[Paraview] ParaView file formats

Wed May 21 07:31:13 EDT 2008

The thread initiated yesterday on file formats gives me an opportunity 
to share some results with the list.

on the question of which file format to use to store large CFD 
simulation results, I ran the following tests with EnSight Gold, the 
VTK-XML formats, and Xdmf. Here are my findings and my final 
implementation to store a time-varying rectilinear grid of over 1 
billion cell.

A) The original format used was EnSight Gold Binary.
It worked well for small data; it does not work at all for data above 
the 1 billion threshold.

I had many troubles to read the file because:

each scalar field is stored in a file larger than 4Gb
the FileSize variable is stored in VTK as a 32-bit int. See 
http://www.vtk.org/Bug/view.php?id=4687. Even after changing it to long 
integers, I had problems later running out of memory (VTK does not 
check) in the following lines of code:

      if (component == 0)
        {
        scalars = vtkFloatArray::New();
        scalars->SetNumberOfComponents(numberOfComponents);
        scalars->SetNumberOfTuples(numPts);
        }

      scalarsRead = new float[numPts];
      this->ReadFloatArray(scalarsRead, numPts);

// bad memory allocations go unchecked and the loop below crashes

      for (i = 0; i < numPts; i++)
        {
        scalars->SetComponent(i, component, scalarsRead[i]);
        }

I'll add also that reading EnSight data in parallel actually duplicates 
the whole mesh in memory before each pvserver can extract its own piece 
(AFAIK). This also lead to many crashes because of running out of memory.

B) After removing the loop above, by-passing the second array 
allocation, and doing more cleanup, I am able to read the data. I tried 
to save it in the VTK-XML format. This does not work either because it 
uses some 32-bit counters which go into overflow. This was also reported 
by Brad, see http://www.vtk.org/Bug/view.php?id=6938

C) Second option was to save the data with the vtkXdmfWriter. It works 
fine, but takes 30 minutes per timestep for a billion cell grid.

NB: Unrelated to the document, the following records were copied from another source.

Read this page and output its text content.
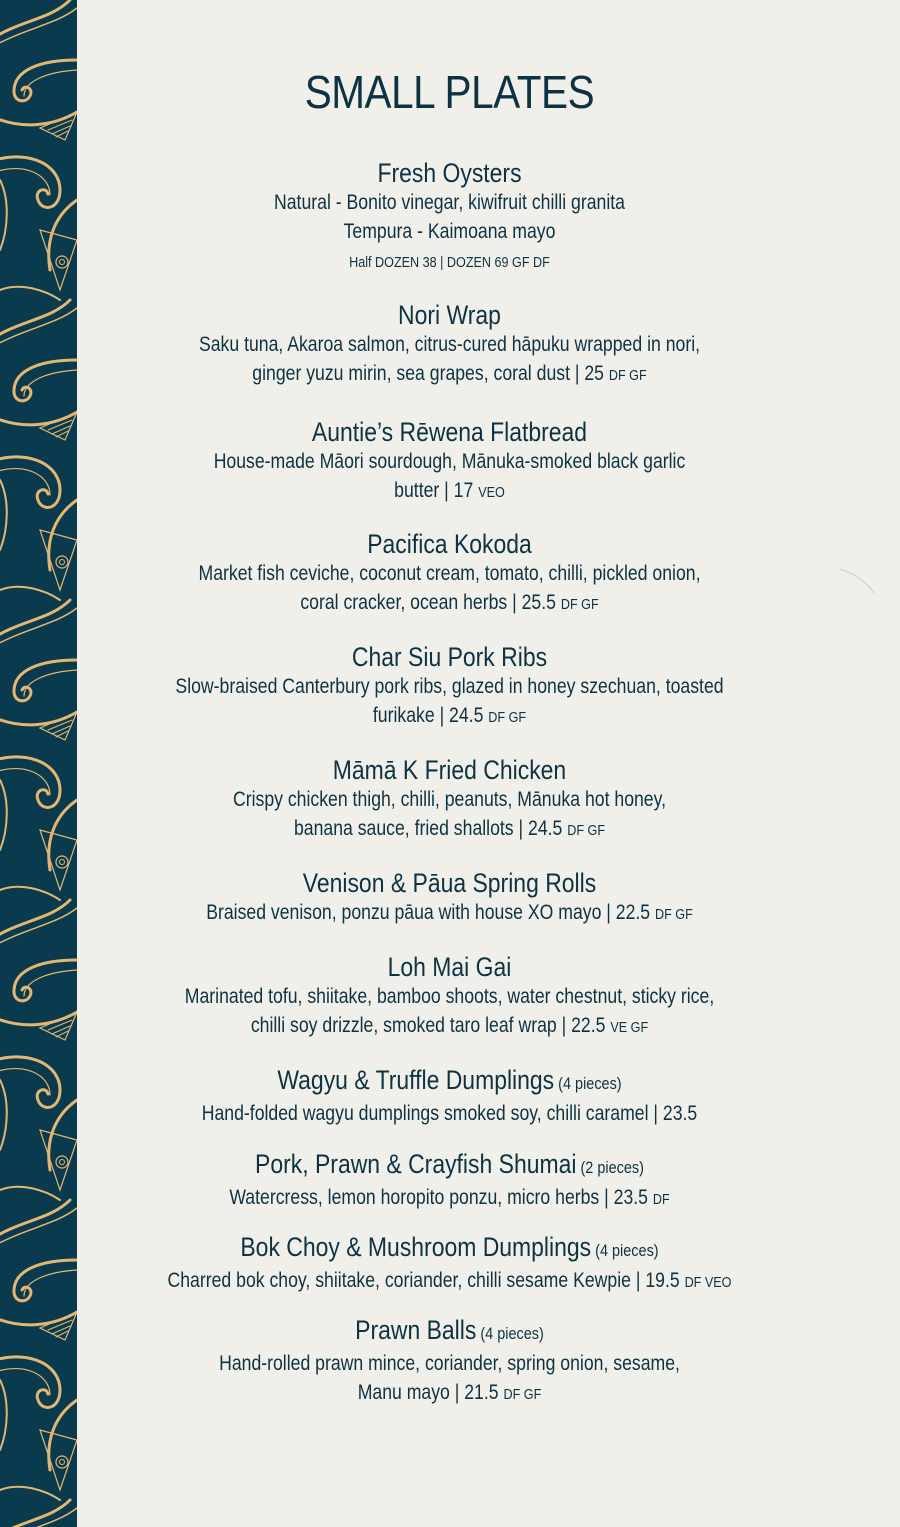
SMALL PLATES
Fresh Oysters
Natural - Bonito vinegar, kiwifruit chilli granita
Tempura - Kaimoana mayo
Half DOZEN 38 | DOZEN 69 GF DF
Nori Wrap
Saku tuna, Akaroa salmon, citrus-cured hāpuku wrapped in nori,
ginger yuzu mirin, sea grapes, coral dust | 25 DF GF
Auntie’s Rēwena Flatbread
House-made Māori sourdough, Mānuka-smoked black garlic
butter | 17 VEO
Pacifica Kokoda
Market fish ceviche, coconut cream, tomato, chilli, pickled onion,
coral cracker, ocean herbs | 25.5 DF GF
Char Siu Pork Ribs
Slow-braised Canterbury pork ribs, glazed in honey szechuan, toasted
furikake | 24.5 DF GF
Māmā K Fried Chicken
Crispy chicken thigh, chilli, peanuts, Mānuka hot honey,
banana sauce, fried shallots | 24.5 DF GF
Venison & Pāua Spring Rolls
Braised venison, ponzu pāua with house XO mayo | 22.5 DF GF
Loh Mai Gai
Marinated tofu, shiitake, bamboo shoots, water chestnut, sticky rice,
chilli soy drizzle, smoked taro leaf wrap | 22.5 VE GF
Wagyu & Truffle Dumplings (4 pieces)
Hand-folded wagyu dumplings smoked soy, chilli caramel | 23.5
Pork, Prawn & Crayfish Shumai (2 pieces)
Watercress, lemon horopito ponzu, micro herbs | 23.5 DF
Bok Choy & Mushroom Dumplings (4 pieces)
Charred bok choy, shiitake, coriander, chilli sesame Kewpie | 19.5 DF VEO
Prawn Balls (4 pieces)
Hand-rolled prawn mince, coriander, spring onion, sesame,
Manu mayo | 21.5 DF GF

D) I took over the writing of my own HDF5 data and re-used the Xdmf 
wrapper. Writing takes now 30 seconds for two scalar fields. Each file 
is 9.4 Gb.

E) My final solution now includes the time-dependent support recently 
added by J. Clarke, J Biddiscombe et al. in the Xdmf stuff. I write my 
own HDF5 datasets, and I am happilly reading the solution in parallel on 
24 pvservers. Reading (using the Xdmf reader) does not show the same 
overhead than the writing part. However, we think that the vtk-Xdmf 
writing is slow because data is copied from the vtk array into an Xdmf 
array, one value at a time - if this restriction were removed (and the 
Xdmf writer used the vtk pointer directly), it would probably be as good 
as hand written hdf5 code.

All of my tests were done with the CVS version of ParaView3.

Jean
Swiss National Supercomputing Center